Once, I'm ashamed to say, I griped about the way he'd scrubbed out that pail. Never again. As countless friends have since warned me, telling your spouse that he screwed up is bound to spark resentment and make him less willing to tackle it again. Their advice: Let it go.

If you think your spouse repeatedly falls short in the housework department, consider the possibility that your standards are too high. (Or that he's purposely burning the mac and cheese so you won't make him cook anymore. But let's not go there. It's more productive -- not to mention kinder -- to assume the best about each other.)

"Many women become territorial about the way housework is done," Elston says. "Men get put off. They think, 'I'll never get it right.' You do have to become more flexible about how things are done if you want your partner to participate more. You have to appreciate that he has his own ideas, and there's more than one way to load a dishwasher."

And if you still can't stand his sloppy loading one more minute? Suggest a chore you're less picky about. Or give diplomacy a shot.

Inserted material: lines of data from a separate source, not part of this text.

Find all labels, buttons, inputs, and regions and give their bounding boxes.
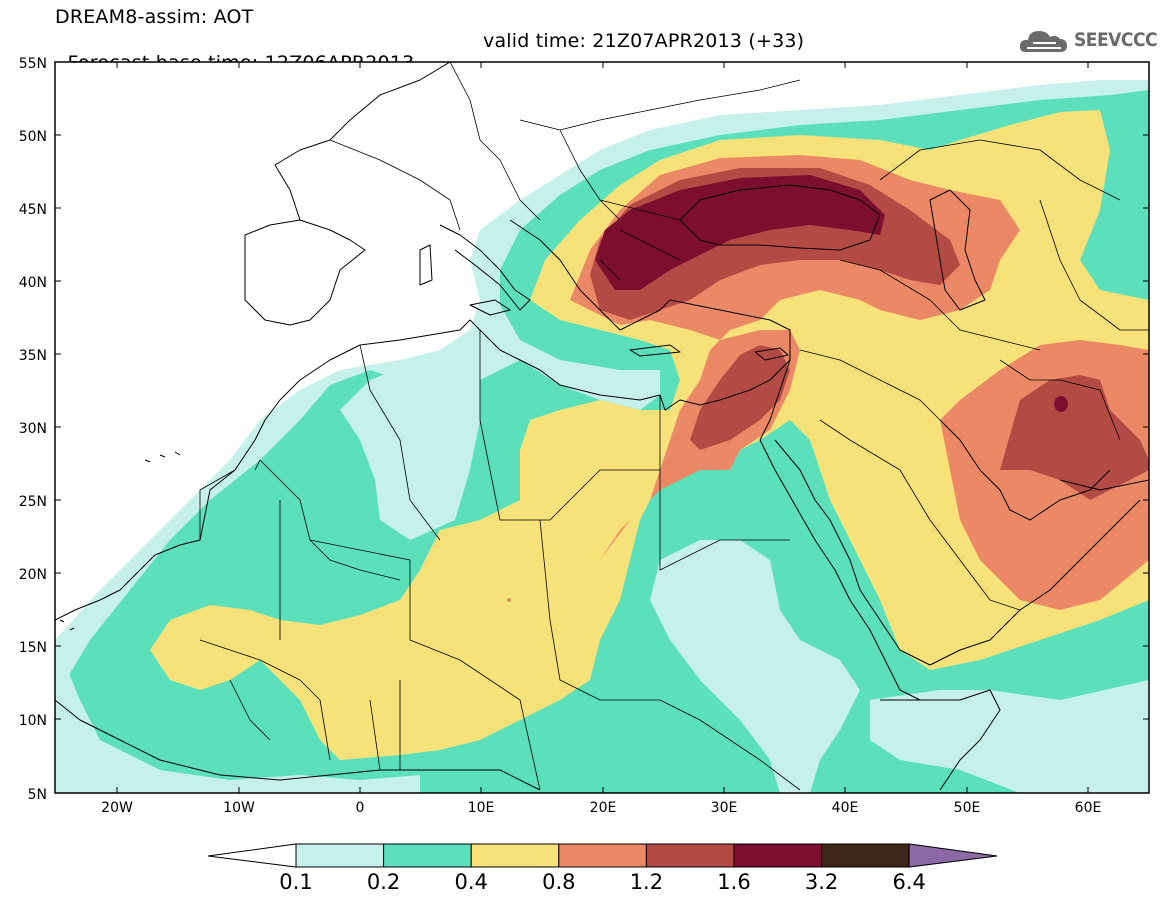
aot-level-0.1-horn (870, 680, 1149, 793)
x-tick-label: 0 (356, 800, 365, 816)
y-tick-label: 50N (19, 129, 47, 145)
country-borders (199, 62, 1149, 791)
colorbar-segment-1.2 (645, 843, 735, 868)
aot-speck (507, 598, 511, 602)
x-tick-label: 40E (832, 800, 859, 816)
colorbar-segment-1.6 (733, 843, 823, 868)
colorbar-segment-0.8 (558, 843, 647, 868)
colorbar-segment-3.2 (821, 843, 910, 868)
map-border (54, 61, 1150, 794)
y-tick-label: 20N (19, 567, 47, 583)
coastlines (55, 62, 1149, 791)
colorbar-label: 0.2 (366, 870, 401, 894)
aot-level-1.2-levant (690, 345, 790, 450)
y-tick-label: 40N (19, 275, 47, 291)
aot-level-0.1-coast (55, 640, 420, 793)
x-tick-label: 60E (1075, 800, 1102, 816)
y-tick-label: 5N (28, 787, 47, 803)
y-tick-label: 35N (19, 348, 47, 364)
colorbar-over-triangle (908, 843, 998, 868)
y-tick-label: 30N (19, 421, 47, 437)
x-tick-label: 10E (468, 800, 495, 816)
x-tick-label: 10W (223, 800, 255, 816)
y-axis-labels: 55N 50N 45N 40N 35N 30N 25N 20N 15N 10N … (19, 56, 47, 803)
aot-level-0.1-algeria (340, 360, 470, 540)
colorbar-label: 0.1 (279, 870, 313, 894)
colorbar-segment-0.2 (383, 843, 472, 868)
valid-time: valid time: 21Z07APR2013 (+33) (483, 30, 805, 52)
aot-level-1.6 (595, 175, 885, 290)
colorbar-segment-0.1 (295, 843, 385, 868)
y-tick-label: 55N (19, 56, 47, 72)
colorbar-segment-0.4 (470, 843, 560, 868)
x-tick-label: 30E (711, 800, 738, 816)
map-title: DREAM8-assim: AOT (55, 6, 254, 28)
cloud-logo-icon (1019, 31, 1067, 52)
x-tick-label: 20W (101, 800, 133, 816)
colorbar (207, 843, 998, 868)
colorbar-label: 0.8 (542, 870, 576, 894)
seevccc-logo: SEEVCCC (1018, 26, 1158, 56)
aot-level-1.2-iran (1000, 375, 1149, 500)
y-tick-label: 25N (19, 494, 47, 510)
colorbar-under-triangle (207, 843, 297, 868)
colorbar-label: 6.4 (892, 870, 926, 894)
x-tick-label: 20E (590, 800, 617, 816)
y-tick-label: 10N (19, 713, 47, 729)
colorbar-label: 1.2 (629, 870, 664, 894)
logo-text: SEEVCCC (1074, 29, 1158, 51)
x-tick-label: 50E (954, 800, 981, 816)
y-tick-label: 15N (19, 640, 47, 656)
aot-field (55, 62, 1149, 793)
colorbar-label: 3.2 (804, 870, 839, 894)
colorbar-label: 1.6 (717, 870, 751, 894)
aot-level-1.6-iran-spot (1054, 396, 1068, 412)
colorbar-label: 0.4 (454, 870, 488, 894)
y-tick-label: 45N (19, 202, 47, 218)
x-axis-labels: 20W 10W 0 10E 20E 30E 40E 50E 60E (101, 800, 1101, 816)
aot-level-0.1-sudan (650, 540, 860, 793)
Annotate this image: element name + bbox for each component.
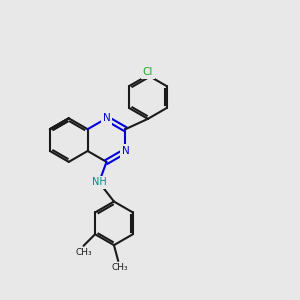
Text: CH₃: CH₃ (112, 263, 128, 272)
Text: CH₃: CH₃ (75, 248, 92, 257)
Text: Cl: Cl (143, 67, 153, 77)
Text: NH: NH (92, 177, 106, 188)
Text: N: N (122, 146, 129, 156)
Text: N: N (103, 113, 110, 123)
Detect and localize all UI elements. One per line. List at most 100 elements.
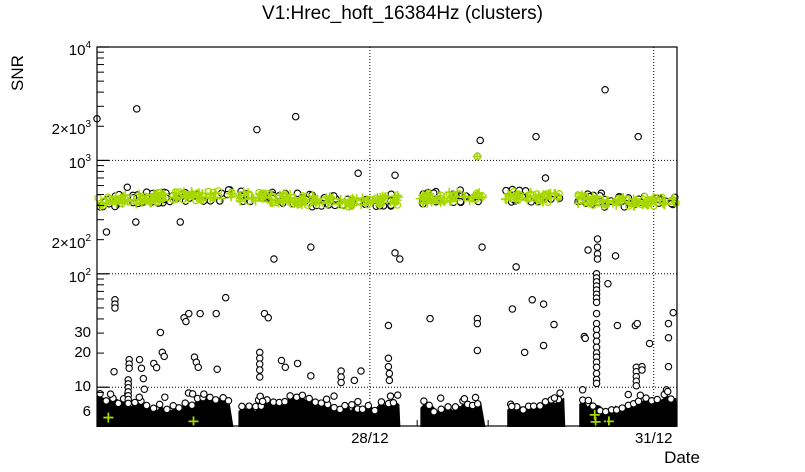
trigger-marker <box>384 354 393 363</box>
trigger-marker <box>102 228 111 236</box>
cluster-marker <box>660 200 670 210</box>
cluster-marker <box>429 195 439 205</box>
trigger-marker <box>437 405 445 414</box>
trigger-marker <box>188 401 196 409</box>
trigger-marker <box>532 132 540 141</box>
cluster-marker <box>667 194 677 204</box>
trigger-marker <box>476 136 484 145</box>
trigger-marker <box>152 363 161 372</box>
trigger-marker <box>336 405 344 414</box>
y-tick-label: 30 <box>74 324 91 342</box>
trigger-marker <box>354 397 362 406</box>
cluster-marker <box>179 187 189 197</box>
cluster-marker <box>155 191 165 201</box>
cluster-marker <box>589 197 599 207</box>
trigger-marker <box>245 402 253 410</box>
cluster-marker <box>209 192 219 202</box>
trigger-marker <box>181 399 189 407</box>
cluster-marker <box>550 188 560 198</box>
trigger-marker <box>212 396 220 404</box>
trigger-marker <box>520 348 529 357</box>
trigger-marker <box>473 400 482 408</box>
trigger-marker <box>185 309 193 318</box>
cluster-marker <box>340 195 350 205</box>
trigger-marker <box>507 402 516 411</box>
cluster-marker <box>446 197 456 207</box>
trigger-marker <box>436 394 445 402</box>
trigger-marker <box>139 374 148 383</box>
trigger-marker <box>238 402 246 411</box>
trigger-marker <box>664 334 673 342</box>
trigger-marker <box>584 246 592 254</box>
trigger-marker <box>291 112 300 121</box>
cluster-marker <box>538 190 548 200</box>
trigger-marker <box>111 304 119 312</box>
trigger-marker <box>664 319 673 328</box>
cluster-marker <box>617 195 627 205</box>
cluster-marker <box>101 199 111 209</box>
trigger-marker <box>221 293 230 302</box>
trigger-marker <box>444 403 452 411</box>
trigger-marker <box>460 394 469 403</box>
trigger-marker <box>270 255 278 263</box>
trigger-marker <box>348 401 356 409</box>
trigger-marker <box>188 390 197 398</box>
trigger-marker <box>354 169 362 178</box>
trigger-marker <box>653 395 661 404</box>
cluster-marker <box>240 194 250 204</box>
cluster-marker <box>123 196 133 206</box>
cluster-marker <box>589 409 600 420</box>
cluster-marker <box>651 197 661 207</box>
trigger-marker <box>592 325 601 334</box>
cluster-marker <box>385 197 395 207</box>
cluster-marker <box>308 191 318 201</box>
cluster-marker <box>509 191 519 201</box>
trigger-marker <box>451 403 460 411</box>
trigger-marker <box>581 334 589 343</box>
cluster-marker <box>467 193 477 203</box>
trigger-marker <box>350 376 359 385</box>
cluster-marker <box>172 194 182 204</box>
trigger-marker <box>364 401 373 410</box>
cluster-marker <box>267 189 277 199</box>
trigger-marker <box>135 393 144 402</box>
cluster-marker <box>149 189 159 199</box>
cluster-marker <box>531 192 541 202</box>
trigger-marker <box>135 355 144 364</box>
trigger-marker <box>592 309 601 318</box>
cluster-marker <box>188 191 198 201</box>
cluster-marker <box>608 198 618 208</box>
cluster-marker <box>210 188 220 198</box>
trigger-marker <box>528 296 536 304</box>
cluster-marker <box>333 199 343 209</box>
x-tick-label: 28/12 <box>351 430 389 447</box>
cluster-marker <box>188 416 199 427</box>
y-tick-label: 2×103 <box>51 119 91 139</box>
trigger-mass <box>507 397 566 427</box>
trigger-marker <box>307 243 315 251</box>
cluster-marker <box>380 192 390 202</box>
trigger-marker <box>664 362 673 371</box>
cluster-marker <box>243 188 253 198</box>
trigger-marker <box>384 321 393 330</box>
trigger-marker <box>149 404 158 413</box>
trigger-marker <box>298 391 307 400</box>
trigger-marker <box>624 390 633 399</box>
cluster-marker <box>472 151 482 161</box>
trigger-marker <box>634 397 643 405</box>
trigger-marker <box>255 373 264 381</box>
x-axis-title: Date <box>664 448 700 467</box>
cluster-marker <box>249 194 259 204</box>
y-tick-label: 2×102 <box>51 232 91 252</box>
trigger-marker <box>155 400 164 409</box>
cluster-marker <box>227 189 237 199</box>
cluster-marker <box>590 416 601 427</box>
cluster-marker <box>297 200 307 210</box>
y-tick-label: 103 <box>68 153 91 173</box>
cluster-marker <box>474 188 484 198</box>
trigger-marker <box>311 398 320 406</box>
trigger-marker <box>633 319 642 328</box>
trigger-marker <box>578 386 587 394</box>
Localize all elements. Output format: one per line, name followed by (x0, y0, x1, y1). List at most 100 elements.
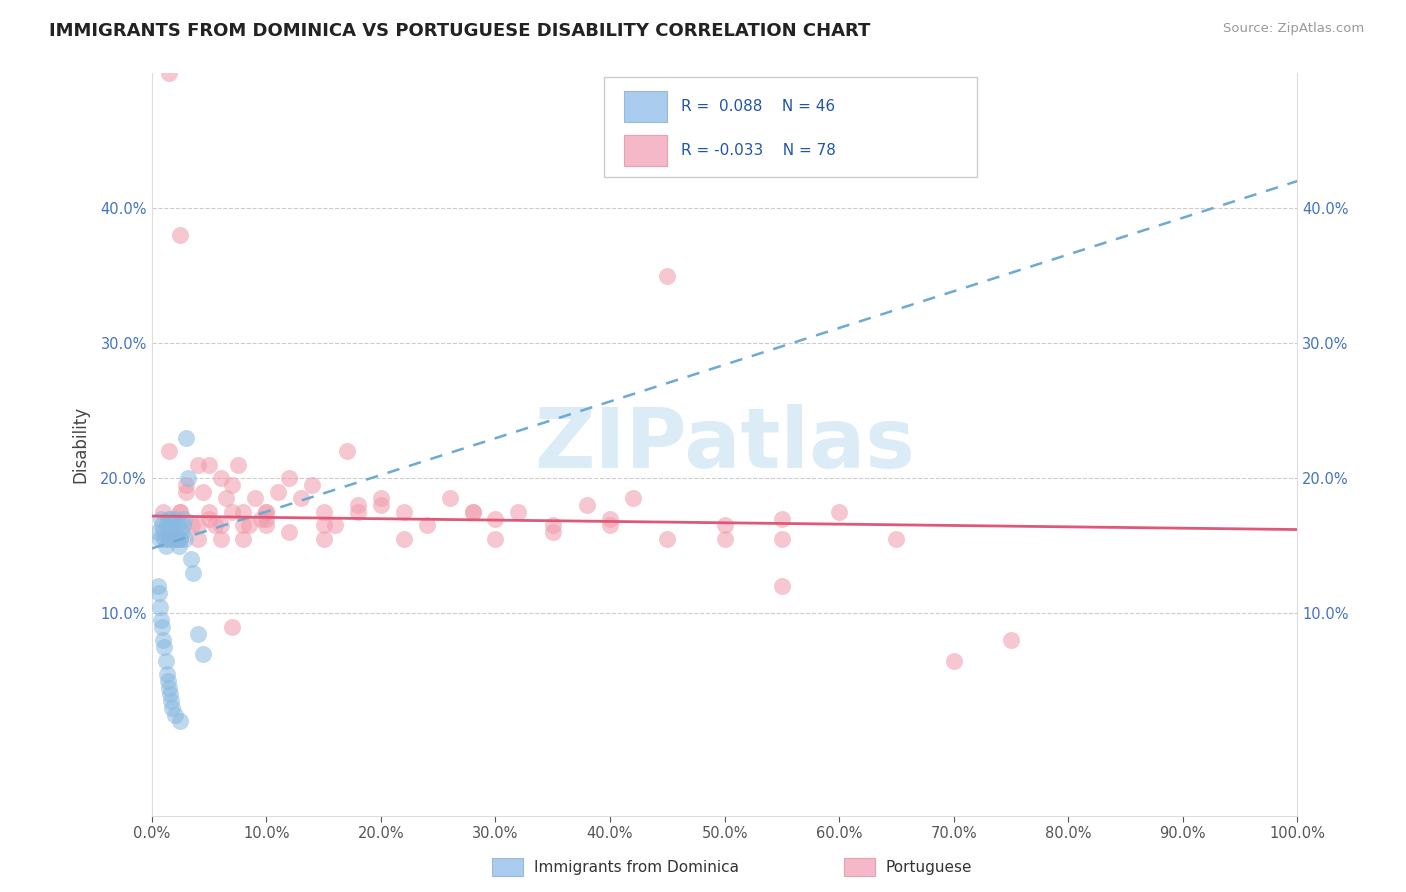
Point (172, 518, 194, 533)
Point (149, 599, 172, 614)
Text: Source: ZipAtlas.com: Source: ZipAtlas.com (1223, 22, 1364, 36)
Point (254, 512, 277, 526)
Point (347, 505, 370, 519)
Point (713, 518, 735, 533)
Point (173, 512, 195, 526)
Point (159, 687, 181, 701)
Point (312, 505, 335, 519)
Point (146, 579, 169, 593)
Point (148, 586, 170, 600)
Point (152, 525, 174, 540)
Point (221, 478, 243, 492)
Point (180, 552, 202, 566)
Point (181, 566, 204, 580)
Point (232, 518, 254, 533)
Point (169, 539, 191, 553)
Text: R =  0.088    N = 46: R = 0.088 N = 46 (681, 99, 835, 114)
Point (162, 701, 184, 715)
Point (150, 518, 173, 533)
Point (169, 532, 191, 546)
Point (169, 505, 191, 519)
Point (886, 532, 908, 546)
Point (254, 505, 277, 519)
Point (204, 518, 226, 533)
Point (174, 484, 197, 499)
Point (174, 532, 197, 546)
Point (157, 66, 180, 80)
Point (370, 498, 392, 512)
Point (155, 539, 177, 553)
Point (770, 512, 793, 526)
Point (312, 532, 335, 546)
Point (215, 491, 238, 506)
Point (163, 532, 186, 546)
Point (461, 505, 484, 519)
Point (370, 491, 392, 506)
Point (392, 532, 415, 546)
Point (267, 484, 290, 499)
Point (657, 268, 679, 283)
Point (146, 525, 169, 540)
Text: ZIPatlas: ZIPatlas (534, 404, 915, 485)
Point (278, 471, 301, 485)
Point (169, 228, 191, 243)
Point (439, 491, 461, 506)
Point (177, 471, 200, 485)
Point (770, 579, 793, 593)
Point (541, 518, 564, 533)
Point (167, 518, 190, 533)
Point (157, 681, 180, 695)
Point (209, 471, 232, 485)
Point (243, 491, 266, 506)
Point (484, 532, 506, 546)
Point (160, 694, 183, 708)
FancyBboxPatch shape (624, 135, 668, 166)
Text: Portuguese: Portuguese (886, 860, 973, 874)
Point (541, 525, 564, 540)
Point (599, 518, 621, 533)
Point (209, 532, 232, 546)
Point (416, 518, 439, 533)
Point (226, 458, 249, 472)
Point (156, 673, 179, 688)
Point (209, 518, 232, 533)
Point (198, 505, 221, 519)
Point (347, 498, 370, 512)
Point (155, 654, 177, 668)
Point (249, 512, 271, 526)
Point (335, 444, 357, 458)
Y-axis label: Disability: Disability (72, 406, 89, 483)
FancyBboxPatch shape (605, 77, 977, 177)
Text: Immigrants from Dominica: Immigrants from Dominica (534, 860, 740, 874)
Point (238, 518, 260, 533)
Point (169, 505, 191, 519)
Point (187, 458, 209, 472)
Point (221, 620, 243, 634)
FancyBboxPatch shape (624, 91, 668, 122)
Point (232, 532, 254, 546)
Point (163, 707, 186, 722)
Point (149, 532, 172, 546)
Point (169, 532, 191, 546)
Point (160, 512, 183, 526)
Point (392, 505, 415, 519)
Point (657, 532, 679, 546)
Point (163, 525, 186, 540)
Point (290, 491, 312, 506)
Point (157, 532, 180, 546)
Point (162, 518, 184, 533)
Point (576, 498, 599, 512)
Point (942, 654, 965, 668)
Point (713, 532, 735, 546)
Point (193, 484, 215, 499)
Point (174, 478, 197, 492)
Point (508, 505, 530, 519)
Point (232, 505, 254, 519)
Point (157, 532, 180, 546)
Point (484, 512, 506, 526)
Point (153, 532, 176, 546)
Point (162, 532, 184, 546)
Point (193, 647, 215, 661)
Point (599, 512, 621, 526)
Point (157, 444, 180, 458)
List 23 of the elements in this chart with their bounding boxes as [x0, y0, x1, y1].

"I'll say, 'Jim, I really appreciate this. You really did a nice job.' Then I say, 'Next time could you add this or change that?'" says Holly Taylor. "It's like when I write report cards -- you always put something positive first." Says Jim: "When she does that, it makes me feel a whole lot better than when she just gives orders."

Thank and Reward

Even when you're not trying to sugarcoat criticism, a little gratitude goes a long way. Try a heartfelt thank-you or "the counter looks great" -- it can only make him more willing to do his share. Better still, he might just compliment you back.

Relax

Another sanity saver, perhaps the smartest of all, is to quit trying for the House Beautiful look -- and go more for National Wildlife instead. Let the dust bunnies roam awhile (unless you have allergies). Forget about washing windows until the tiny handprints really obstruct your view. Leave toys out overnight; the kids will just rescatter them in the morning anyway.

"Since we've become parents, we've accepted that the house is going to be a bit messy, and we're not going to freak out about it," says Barbara Levison, a mom of two daughters, ages 2 and 6, in Sarasota, Florida.

Of course, "don't stress about the mess" can be a tough motto to adopt, especially if you're convinced that everyone else's house is cleaner or you feel, deep down, that doing housework is a way to show your family you care.

But as Lisa Vig learned soon after her son was born, not doing housework can be even more loving.

"I was on maternity leave and running around trying to get the clothes washed and this and that, and I was just exhausted," she says. "Finally, it dawned on me that I needed to stop and focus on the baby. I realized, 'This is the only time I have to really be with him, and here I am, matching socks!'"

Remembering what's important -- your child, your relationship with your husband, the quantity and quality of the time you spend together -- is what really matters in the end. Tonight, when I go into my living room, I plan to keep the lights dim and the music soft. Then, instead of arguing about whose turn it is to clean the carpet, maybe my husband and I can dance on it instead.